How to deal with Early Blight

1. After you plant the tomato transplants and make a well and add your drip system (if you have one), put straw all around the base to keep water from splashing the soil up on the plants. This applies for either hand watering or even if you have them on a drip system because of the rain. And just because you put straw around your plants doesn’t mean it won’t get the disease, but it helps most plants.

2. Start spraying ALL YOUR TOMATO PLANTS with Serenade as a preventative right away. It has a bacteria that won’t let the Early Blight bacteria colonize on the leaves thereby thwarting the disease. Plus it doesn’t wash off as the good bacteria attach themselves to the leaves. Do spray about every 2 weeks even if it doesn’t rain as a preventative.

3. Once it starts raining, spray weekly.
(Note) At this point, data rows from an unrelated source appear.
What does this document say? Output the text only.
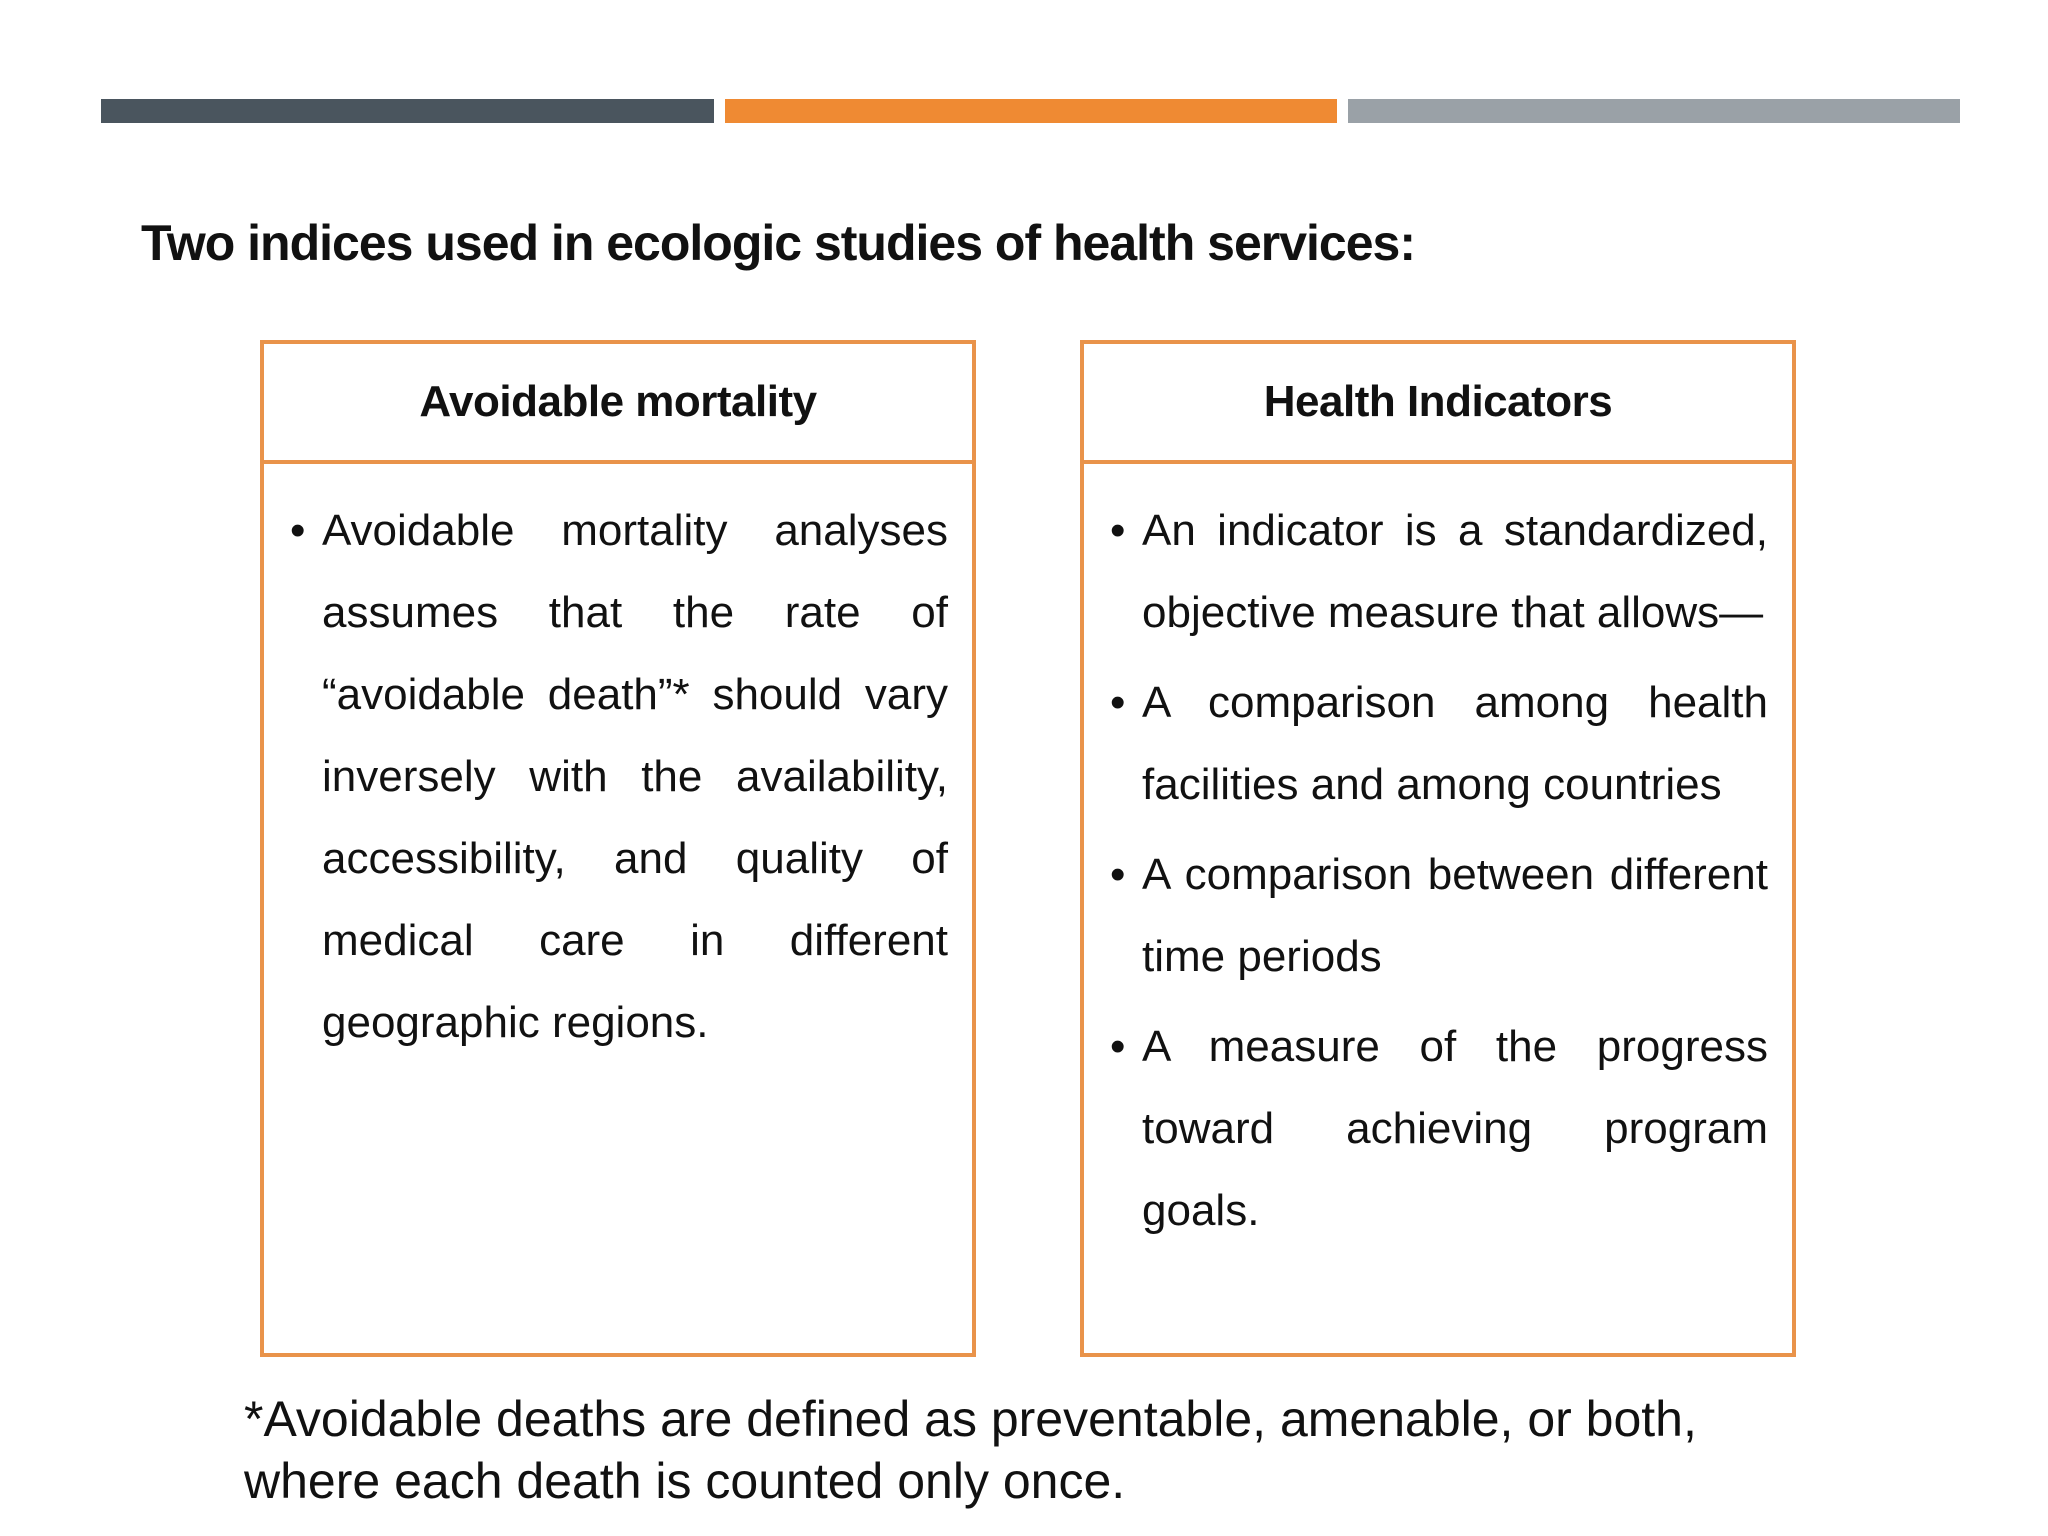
Two indices used in ecologic studies of health services:
Avoidable mortality
• Avoidable mortality analyses assumes that the rate of “avoidable death”* should vary inversely with the availability, accessibility, and quality of medical care in different geographic regions.
Health Indicators
• An indicator is a standardized, objective measure that allows—
• A comparison among health facilities and among countries
• A comparison between different time periods
• A measure of the progress toward achieving program goals.
*Avoidable deaths are defined as preventable, amenable, or both, where each death is counted only once.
Be sure to add more straw if soil starts to show.

4. When you first notice the lower leaves yellowing, cut away any branches with the disease present.

5. Disinfect with bleach water between cutting limbs off different plants so not to spread it. You can use bleach water as mentioned above or alcohol on the blades. I use bleach as I have a lot of plants and it’s cheaper.

6. Spray immediately after trimming but I would wait to trim if rain is in the forecast for that day. I like to let the spray dry and let those good bacteria attach to the leaves so I don’t trim on rainy days.

7. If your plant continues to go downhill, keep trimming and spraying and of course you should be spraying ALL of your plants not just the infected ones. You can move to Copper Fungicide if you have to but I always take the least toxic organic methods first. And just because it’s organic doesn’t mean it can’t be toxic. Copper is organic and yet is toxic in great amounts but doesn’t last long on the plant so just wash your tomatoes before you eat them. You can also pull the plant early if it only has tiny fruit on it or wait if it’s loaded with bigger fruit but be aware it might pass it on to other plants nearby, especially those that it touches.

This might not help as much this year but keep this info for next year.

PS—Early Blight is not like Late Blight found on the East Coast. Early Blight if caught early can be controlled. Late Blight is always terminal for a tomato plant if it gets it. Luckily we don’t get Late Blight out here in the Southwest. It is currently confined to the North East part of the US.